Wednesday October 20, 2021

Broken promises

January 25, 2020

We’ll come to the wheat crisis a little later. Let’s start from where it all began – a hope inspired by a promise. The first half of the year 2018 is not a distant past.

As political parties do when in election mode, the PTI was also selling its manifesto to its prospective voters. But those were not ordinary promises. Imran Khan’s first televised speech after the PTI came out as the majority party in the general elections left a huge impact.

That was a time, though brief, when it seemed to some that things would change for the better with assurances of across-the-board accountability, unprecedented austerity measures, a revived economy, and political stability Pakistan had desired from day one. Even Imran’s critics believed in him for a minute. Their stance was: let’s give him a chance. But that stance changed as quickly as it was adopted.

One after the other, the economic and political crises dashed hopes. To people’s utter shock, even PTI voters, it all came down like a house of cards within months.

It was not a good start, more notably in economic terms. The delay in going to the IMF caused by the indecision of the government’s economic team made matters even worse. The tone was set. The gradual but continuous raise in electricity and gas tariffs came at a time of high inflation, directly affecting the common person. Prices of essential commodities soared overnight. People started feeling the first shocks of the impending hardships.

About one and a half years down the road, the government is still looking for ways to bring in a semblance of normalcy on the economic and political landscape of the country.

Experts think that the wheat crisis was writing on the wall – in a big font. But the government chose to look the other way while hoarders and profiteers laid out their plans to make money. Will there be a probe into what led to the wheat crisis? Will those who were responsible to prevent it from happening be taken to task? Quite unlikely, if the government’s track record is any guide.

Even the voters are perplexed. Is the government inefficient, unprepared, directionless or all three? While we remain focused on the wheat crisis, another very important issue has been brushed under the carpet – an industrial policy, in fact absence of a comprehensive industrial policy. It would not be an exaggeration to say that a timely and dynamic industrial policy would have set many things right for our ailing economy.

As the basic aim of an industrial policy is to give a plan to increase production, the absence of a policy will certainly affect prospects of economic growth.

As things stand, Adviser to the Prime Minister on Commerce, Textile, Industry and Production and Investment Abdul Razak Dawood has not been able to assuage the concerns of the industrial sector. While he claims that there is economic stabilisation in Pakistan, the country has still not seen economic growth.

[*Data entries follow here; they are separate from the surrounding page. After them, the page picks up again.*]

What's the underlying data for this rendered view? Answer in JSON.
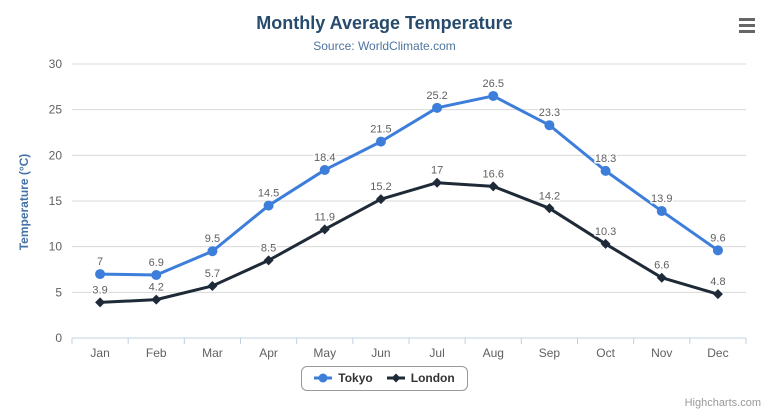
{
  "chart_data": {
    "type": "line",
    "title": "Monthly Average Temperature",
    "subtitle": "Source: WorldClimate.com",
    "ylabel": "Temperature (°C)",
    "xlabel": "",
    "categories": [
      "Jan",
      "Feb",
      "Mar",
      "Apr",
      "May",
      "Jun",
      "Jul",
      "Aug",
      "Sep",
      "Oct",
      "Nov",
      "Dec"
    ],
    "series": [
      {
        "name": "Tokyo",
        "marker": "circle",
        "color": "#3d7edb",
        "values": [
          7,
          6.9,
          9.5,
          14.5,
          18.4,
          21.5,
          25.2,
          26.5,
          23.3,
          18.3,
          13.9,
          9.6
        ]
      },
      {
        "name": "London",
        "marker": "diamond",
        "color": "#1f2a38",
        "values": [
          3.9,
          4.2,
          5.7,
          8.5,
          11.9,
          15.2,
          17,
          16.6,
          14.2,
          10.3,
          6.6,
          4.8
        ]
      }
    ],
    "ylim": [
      0,
      30
    ],
    "ytick_interval": 5,
    "grid": true,
    "data_labels": true,
    "legend_position": "bottom"
  },
  "colors": {
    "title": "#274b6d",
    "subtitle": "#4d759e",
    "y_axis_title": "#4572a7",
    "axis_labels": "#606060",
    "data_labels": "#606060",
    "grid_line": "#d8d8d8",
    "x_axis_line": "#c0d0e0",
    "legend_text": "#333333",
    "legend_border": "#999999",
    "menu_icon": "#666666",
    "credits": "#999999"
  },
  "credits": "Highcharts.com",
  "menu": {
    "icon": "hamburger-icon"
  }
}
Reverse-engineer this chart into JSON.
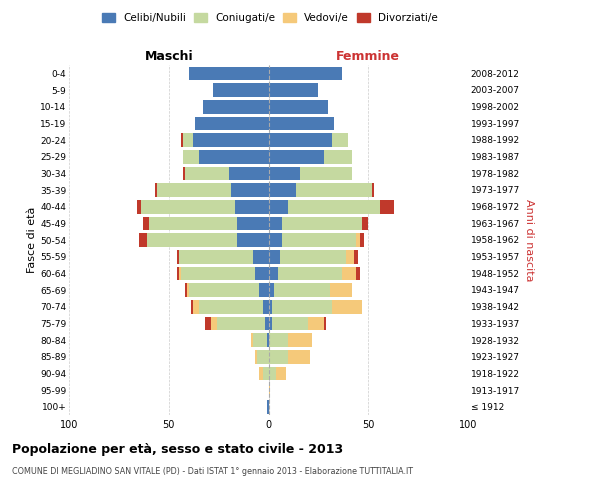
{
  "age_groups": [
    "100+",
    "95-99",
    "90-94",
    "85-89",
    "80-84",
    "75-79",
    "70-74",
    "65-69",
    "60-64",
    "55-59",
    "50-54",
    "45-49",
    "40-44",
    "35-39",
    "30-34",
    "25-29",
    "20-24",
    "15-19",
    "10-14",
    "5-9",
    "0-4"
  ],
  "birth_years": [
    "≤ 1912",
    "1913-1917",
    "1918-1922",
    "1923-1927",
    "1928-1932",
    "1933-1937",
    "1938-1942",
    "1943-1947",
    "1948-1952",
    "1953-1957",
    "1958-1962",
    "1963-1967",
    "1968-1972",
    "1973-1977",
    "1978-1982",
    "1983-1987",
    "1988-1992",
    "1993-1997",
    "1998-2002",
    "2003-2007",
    "2008-2012"
  ],
  "male": {
    "celibi": [
      1,
      0,
      0,
      0,
      1,
      2,
      3,
      5,
      7,
      8,
      16,
      16,
      17,
      19,
      20,
      35,
      38,
      37,
      33,
      28,
      40
    ],
    "coniugati": [
      0,
      0,
      3,
      6,
      7,
      24,
      32,
      35,
      37,
      37,
      45,
      44,
      47,
      37,
      22,
      8,
      5,
      0,
      0,
      0,
      0
    ],
    "vedovi": [
      0,
      0,
      2,
      1,
      1,
      3,
      3,
      1,
      1,
      0,
      0,
      0,
      0,
      0,
      0,
      0,
      0,
      0,
      0,
      0,
      0
    ],
    "divorziati": [
      0,
      0,
      0,
      0,
      0,
      3,
      1,
      1,
      1,
      1,
      4,
      3,
      2,
      1,
      1,
      0,
      1,
      0,
      0,
      0,
      0
    ]
  },
  "female": {
    "nubili": [
      0,
      0,
      0,
      0,
      0,
      2,
      2,
      3,
      5,
      6,
      7,
      7,
      10,
      14,
      16,
      28,
      32,
      33,
      30,
      25,
      37
    ],
    "coniugate": [
      0,
      0,
      4,
      10,
      10,
      18,
      30,
      28,
      32,
      33,
      37,
      40,
      46,
      38,
      26,
      14,
      8,
      0,
      0,
      0,
      0
    ],
    "vedove": [
      0,
      1,
      5,
      11,
      12,
      8,
      15,
      11,
      7,
      4,
      2,
      0,
      0,
      0,
      0,
      0,
      0,
      0,
      0,
      0,
      0
    ],
    "divorziate": [
      0,
      0,
      0,
      0,
      0,
      1,
      0,
      0,
      2,
      2,
      2,
      3,
      7,
      1,
      0,
      0,
      0,
      0,
      0,
      0,
      0
    ]
  },
  "colors": {
    "celibi_nubili": "#4a7ab5",
    "coniugati_e": "#c5d9a0",
    "vedovi_e": "#f5c97a",
    "divorziati_e": "#c0392b"
  },
  "title": "Popolazione per età, sesso e stato civile - 2013",
  "subtitle": "COMUNE DI MEGLIADINO SAN VITALE (PD) - Dati ISTAT 1° gennaio 2013 - Elaborazione TUTTITALIA.IT",
  "xlabel_left": "Maschi",
  "xlabel_right": "Femmine",
  "ylabel_left": "Fasce di età",
  "ylabel_right": "Anni di nascita",
  "legend_labels": [
    "Celibi/Nubili",
    "Coniugati/e",
    "Vedovi/e",
    "Divorziati/e"
  ],
  "xlim": 100,
  "background_color": "#ffffff",
  "grid_color": "#cccccc"
}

There is no disagreeing with him that the challenge for Pakistan should be to change from an import-oriented economy to a country with considerable exports. But this will remain wishful thinking if not backed up by a robust industrial policy that takes into account local factors and concerns of the stakeholders. The sooner the better.

While Dawood has recently said that we must be able to have at least seven percent GDP rate for the next many years, is there a policy and a commitment in place that will make that possible? What prevents the government from announcing the much-needed policy? Do they have one?

According to one definition, “An industrial policy of a country is its official strategic effort to encourage the development and growth of all or part of the economy, often focused on all or part of the manufacturing sector.” Whatever effort our policymakers are making in that direction has still not made an impact on the manufacturing sector.

A Pakistan Business Council working paper brought out in 2018, ‘Contours of New Industrial Policy’, says, “Pakistan needs a fresh industrial policy to promote employment, value-added exports and import substitution. The aim should be to reverse the trend of deindustrialisation.”

According to the PBC, Pakistan is deindustrialising and the role of manufacturing in the economy has declined. Understandably, its rate of growth lags behind India, Bangladesh and Sri Lanka. As a result, Pakistan has lost share of world exports over the last decade and a half, whilst Bangladesh’s share doubled and Vietnam’s grew seven-fold in the same time period.

The statistics on the manufacturing sector are eye-opening. The PBC has pointed out that Pakistan’s manufacturing decreased from 17.5 percent of the GP in 2005 to 12.1 percent of the GP in 2018. The tariff policy is one of the bottlenecks. A policy that does not differentiate between raw materials, intermediate goods and finished products has resulted in rapid growth of imports, often failing to leave a positive impact that trade agreements could bring due to cheaper raw materials. On top of it, high input costs make us uncompetitive. No wonder then that Pakistan is not integrated well into global value chains.

All this at a time when, according to experts, the country needs to generate 2-3 million jobs for the youth who reach the age of employment every year and for the 5-6 million currently unemployed.

In simple terms, if manufacturing is increased and diversified, Pakistan’s share of world export grows, and if structural reforms are undertaken, our industrial sector can begin to make the difference in our dwindling economy.

But first things first: wheat is the basic ingredient in our diet. The wheat crisis has already spilled over to other commodities. Hoarders seem to be pulling up their socks. Is anybody listening? The promises have been long forgotten.

The writer is assistant editor, The News on Sunday.